The Board of DFCU bank has suggested that no profits should be extended to the shareholders in the wake of enlisting a drop in profits of Shs11 billion last year.
The banks General Manager George Ochom, said the board saw it wise not to dispense any dividends to shareholders so that it can keep the financial institution with enough liquidity to deal with any possible emergency.
According to Mathias Katamba, the Chief Executive Officer of Dfcu, profits tumbled from Shs24 billion to Shs13 billion when compared with the previous years.
The drop in profits has been attributed to the Covid-19 pandemic that crashed economies and businesses across the globe.

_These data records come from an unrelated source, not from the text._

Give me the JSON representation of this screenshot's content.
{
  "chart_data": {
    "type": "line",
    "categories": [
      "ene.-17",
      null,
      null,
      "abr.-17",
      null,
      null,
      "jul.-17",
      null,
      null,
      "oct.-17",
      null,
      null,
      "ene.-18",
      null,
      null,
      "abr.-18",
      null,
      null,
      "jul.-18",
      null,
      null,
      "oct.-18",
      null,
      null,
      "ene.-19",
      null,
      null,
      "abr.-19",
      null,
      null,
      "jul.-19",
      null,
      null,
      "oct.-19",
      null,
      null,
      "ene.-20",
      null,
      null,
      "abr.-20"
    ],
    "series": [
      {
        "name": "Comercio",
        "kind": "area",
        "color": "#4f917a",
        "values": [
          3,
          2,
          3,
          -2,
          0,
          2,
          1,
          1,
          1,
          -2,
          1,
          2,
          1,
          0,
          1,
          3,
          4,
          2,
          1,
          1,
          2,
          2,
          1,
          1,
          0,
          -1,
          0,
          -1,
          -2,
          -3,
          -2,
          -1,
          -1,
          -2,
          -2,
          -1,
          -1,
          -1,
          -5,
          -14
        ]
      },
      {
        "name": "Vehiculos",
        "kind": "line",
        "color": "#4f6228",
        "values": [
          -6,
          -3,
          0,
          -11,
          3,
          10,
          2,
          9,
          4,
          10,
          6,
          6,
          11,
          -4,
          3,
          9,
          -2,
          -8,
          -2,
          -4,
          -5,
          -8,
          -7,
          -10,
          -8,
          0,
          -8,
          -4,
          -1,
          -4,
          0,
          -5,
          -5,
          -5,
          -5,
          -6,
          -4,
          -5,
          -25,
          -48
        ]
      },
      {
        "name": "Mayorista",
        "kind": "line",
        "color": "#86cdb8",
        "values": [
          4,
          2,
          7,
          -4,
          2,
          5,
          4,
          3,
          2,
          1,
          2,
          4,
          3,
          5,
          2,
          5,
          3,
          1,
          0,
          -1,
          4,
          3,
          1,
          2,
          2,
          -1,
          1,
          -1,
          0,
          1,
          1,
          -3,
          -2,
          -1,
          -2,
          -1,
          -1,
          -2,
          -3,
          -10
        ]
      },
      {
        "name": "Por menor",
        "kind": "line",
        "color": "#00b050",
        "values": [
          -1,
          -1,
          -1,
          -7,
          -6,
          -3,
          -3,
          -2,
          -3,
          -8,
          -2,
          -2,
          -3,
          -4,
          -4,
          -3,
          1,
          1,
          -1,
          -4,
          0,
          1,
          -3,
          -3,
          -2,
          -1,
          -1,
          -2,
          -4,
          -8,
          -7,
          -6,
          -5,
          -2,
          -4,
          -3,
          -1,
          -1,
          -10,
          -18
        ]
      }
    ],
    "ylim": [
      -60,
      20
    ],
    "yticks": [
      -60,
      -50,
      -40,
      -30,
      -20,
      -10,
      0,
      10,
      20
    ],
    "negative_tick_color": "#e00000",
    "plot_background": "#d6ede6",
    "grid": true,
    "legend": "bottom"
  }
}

“DFCU bank like some other players in the market experienced a drop in profitability by 45% in 2021. However, the bank posted most of its income from earnings on interest on loans, but almost experienced a wipeout of this income due to provisioning for bad loans that accrued in the wake of the Covid 19 crisis,” Katamba said.
The shareholders of DFCU bank include Arise BV (58.70%), Investment Fund for Developing Countries (9.97%), National Social Security Fund of Uganda (7.46%) and Kimberlite Frontier Africa Naster Fund (7.3%).
Unlike DFCU, some of its rivals managed to register growth in profits last year.
Stanbic Uganda Holdings Limited (SUHL) reported that it grew its net profits by 11% in 2021 to procure Shs269 billion from Shs 242billion in 2020, driven by rapid growth in non-interest income earned by mostly Stanbic Bank Uganda Limited, its anchor subsidiary.